Charlie Stadlander, a spokesman at the NYT, confirmed to Business Insider, ‘We simply asked that our content be removed and were pleased that Common Crawl complied with our request and recognized the Time’s ownership of our quality journalistic content.’

Why does it matter?


The move is significant as Common Crawl is one of the largest AI training datasets, built by scraping the web with CCBot, a crawling software. It provides training data infrastructure for many LLMs, including OpenAI’s GPTs. The NYT is not alone in claiming that ChatGPT-maker OpenAI has illegally scraped training data. There have been several lawsuits filed against OpenAI and its major partner and investor, Microsoft.

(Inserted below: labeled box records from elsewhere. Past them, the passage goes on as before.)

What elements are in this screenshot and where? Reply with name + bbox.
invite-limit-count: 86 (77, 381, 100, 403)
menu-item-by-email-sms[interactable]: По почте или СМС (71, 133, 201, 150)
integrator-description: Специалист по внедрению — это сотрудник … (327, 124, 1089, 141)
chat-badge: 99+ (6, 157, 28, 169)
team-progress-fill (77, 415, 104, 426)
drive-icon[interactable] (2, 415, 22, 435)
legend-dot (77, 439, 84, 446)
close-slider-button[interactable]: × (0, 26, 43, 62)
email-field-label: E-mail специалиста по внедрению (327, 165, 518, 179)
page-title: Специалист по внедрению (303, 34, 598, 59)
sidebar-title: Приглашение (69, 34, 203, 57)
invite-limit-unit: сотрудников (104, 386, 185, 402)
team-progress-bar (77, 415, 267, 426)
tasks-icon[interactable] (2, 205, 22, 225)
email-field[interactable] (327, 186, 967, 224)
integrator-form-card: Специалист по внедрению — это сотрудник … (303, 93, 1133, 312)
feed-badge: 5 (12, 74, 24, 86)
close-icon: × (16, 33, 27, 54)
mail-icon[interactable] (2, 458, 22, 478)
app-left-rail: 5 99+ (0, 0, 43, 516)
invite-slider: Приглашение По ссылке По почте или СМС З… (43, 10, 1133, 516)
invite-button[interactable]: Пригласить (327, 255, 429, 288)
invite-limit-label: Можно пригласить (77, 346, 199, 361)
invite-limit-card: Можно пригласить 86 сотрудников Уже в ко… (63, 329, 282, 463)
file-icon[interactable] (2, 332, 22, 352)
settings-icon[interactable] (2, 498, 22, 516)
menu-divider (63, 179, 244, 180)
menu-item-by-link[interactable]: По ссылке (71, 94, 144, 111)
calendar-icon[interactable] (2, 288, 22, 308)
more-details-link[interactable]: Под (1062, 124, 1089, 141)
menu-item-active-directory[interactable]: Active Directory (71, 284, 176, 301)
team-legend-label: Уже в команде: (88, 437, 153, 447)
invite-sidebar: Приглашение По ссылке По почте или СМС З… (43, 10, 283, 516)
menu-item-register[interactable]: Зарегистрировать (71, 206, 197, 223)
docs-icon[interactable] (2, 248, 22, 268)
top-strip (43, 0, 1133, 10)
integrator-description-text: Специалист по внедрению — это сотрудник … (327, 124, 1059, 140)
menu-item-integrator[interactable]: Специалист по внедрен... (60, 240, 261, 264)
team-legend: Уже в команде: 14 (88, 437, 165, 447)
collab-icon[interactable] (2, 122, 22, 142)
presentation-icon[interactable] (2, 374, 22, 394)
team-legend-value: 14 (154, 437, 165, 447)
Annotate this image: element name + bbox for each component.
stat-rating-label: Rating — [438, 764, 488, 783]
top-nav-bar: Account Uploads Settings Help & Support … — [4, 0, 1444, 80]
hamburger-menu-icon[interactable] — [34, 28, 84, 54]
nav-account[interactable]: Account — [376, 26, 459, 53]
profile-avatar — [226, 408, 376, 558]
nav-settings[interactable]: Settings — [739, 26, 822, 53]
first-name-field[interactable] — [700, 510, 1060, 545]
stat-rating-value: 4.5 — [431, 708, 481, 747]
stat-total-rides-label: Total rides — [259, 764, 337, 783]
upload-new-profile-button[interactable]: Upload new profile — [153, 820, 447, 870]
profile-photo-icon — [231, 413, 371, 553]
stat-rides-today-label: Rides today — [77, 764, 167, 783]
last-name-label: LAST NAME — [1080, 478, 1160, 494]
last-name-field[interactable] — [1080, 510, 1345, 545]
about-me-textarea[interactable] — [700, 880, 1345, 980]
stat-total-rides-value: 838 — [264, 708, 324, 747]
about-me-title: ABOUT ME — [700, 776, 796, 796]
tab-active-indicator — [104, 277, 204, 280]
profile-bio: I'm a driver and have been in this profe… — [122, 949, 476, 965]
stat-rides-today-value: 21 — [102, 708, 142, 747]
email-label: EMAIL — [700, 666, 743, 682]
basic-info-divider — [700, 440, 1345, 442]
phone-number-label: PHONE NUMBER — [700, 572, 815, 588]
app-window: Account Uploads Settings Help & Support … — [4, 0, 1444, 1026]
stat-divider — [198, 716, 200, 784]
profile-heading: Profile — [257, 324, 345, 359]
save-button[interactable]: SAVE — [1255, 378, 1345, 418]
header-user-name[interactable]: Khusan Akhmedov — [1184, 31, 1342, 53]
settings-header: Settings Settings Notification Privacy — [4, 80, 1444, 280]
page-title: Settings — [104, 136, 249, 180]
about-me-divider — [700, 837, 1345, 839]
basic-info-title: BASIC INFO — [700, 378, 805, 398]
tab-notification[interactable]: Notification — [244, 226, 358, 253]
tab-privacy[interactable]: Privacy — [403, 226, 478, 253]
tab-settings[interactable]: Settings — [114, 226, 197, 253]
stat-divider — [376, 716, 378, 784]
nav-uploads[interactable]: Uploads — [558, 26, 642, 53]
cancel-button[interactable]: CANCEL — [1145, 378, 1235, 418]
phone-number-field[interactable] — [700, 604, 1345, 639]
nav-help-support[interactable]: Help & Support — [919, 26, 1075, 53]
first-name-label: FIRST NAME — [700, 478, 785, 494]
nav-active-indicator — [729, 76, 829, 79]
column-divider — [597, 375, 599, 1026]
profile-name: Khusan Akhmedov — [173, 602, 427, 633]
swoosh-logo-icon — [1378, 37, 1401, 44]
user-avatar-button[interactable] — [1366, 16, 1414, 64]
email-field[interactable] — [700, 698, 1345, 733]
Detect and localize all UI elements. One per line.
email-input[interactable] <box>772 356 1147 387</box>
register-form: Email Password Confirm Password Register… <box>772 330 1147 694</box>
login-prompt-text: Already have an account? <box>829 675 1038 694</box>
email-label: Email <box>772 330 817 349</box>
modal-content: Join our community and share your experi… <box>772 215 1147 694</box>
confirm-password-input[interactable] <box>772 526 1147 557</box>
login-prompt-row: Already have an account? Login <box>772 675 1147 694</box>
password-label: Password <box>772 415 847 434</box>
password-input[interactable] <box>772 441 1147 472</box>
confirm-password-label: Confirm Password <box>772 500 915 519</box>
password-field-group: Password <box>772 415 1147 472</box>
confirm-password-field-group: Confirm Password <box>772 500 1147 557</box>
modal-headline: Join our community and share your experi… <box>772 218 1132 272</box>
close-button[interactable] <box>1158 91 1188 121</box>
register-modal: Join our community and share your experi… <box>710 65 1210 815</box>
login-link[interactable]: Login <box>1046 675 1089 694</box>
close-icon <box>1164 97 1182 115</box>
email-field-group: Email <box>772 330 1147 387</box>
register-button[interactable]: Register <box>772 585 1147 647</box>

The ‘data revolts’ against LLMs are led by news organizations, social media firms, publishers, and authors.


The NYT and other content creators are pushing back against the use of their copyrighted content in AI training datasets. According to Originality.ai, as of late September, almost 14% of the 1,000 most popular websites are blocking CCBot, including Amazon, CNN, Reuters, The New Yorker, The Atlantic, and Vimeo.
The Times and other news publishers are also exploring ways to charge AI companies for their data. It remains to be seen if a domino effect will impact tech giants like Meta, Google, and Microsoft, or if their massive amounts of proprietary data and huge resources shield them.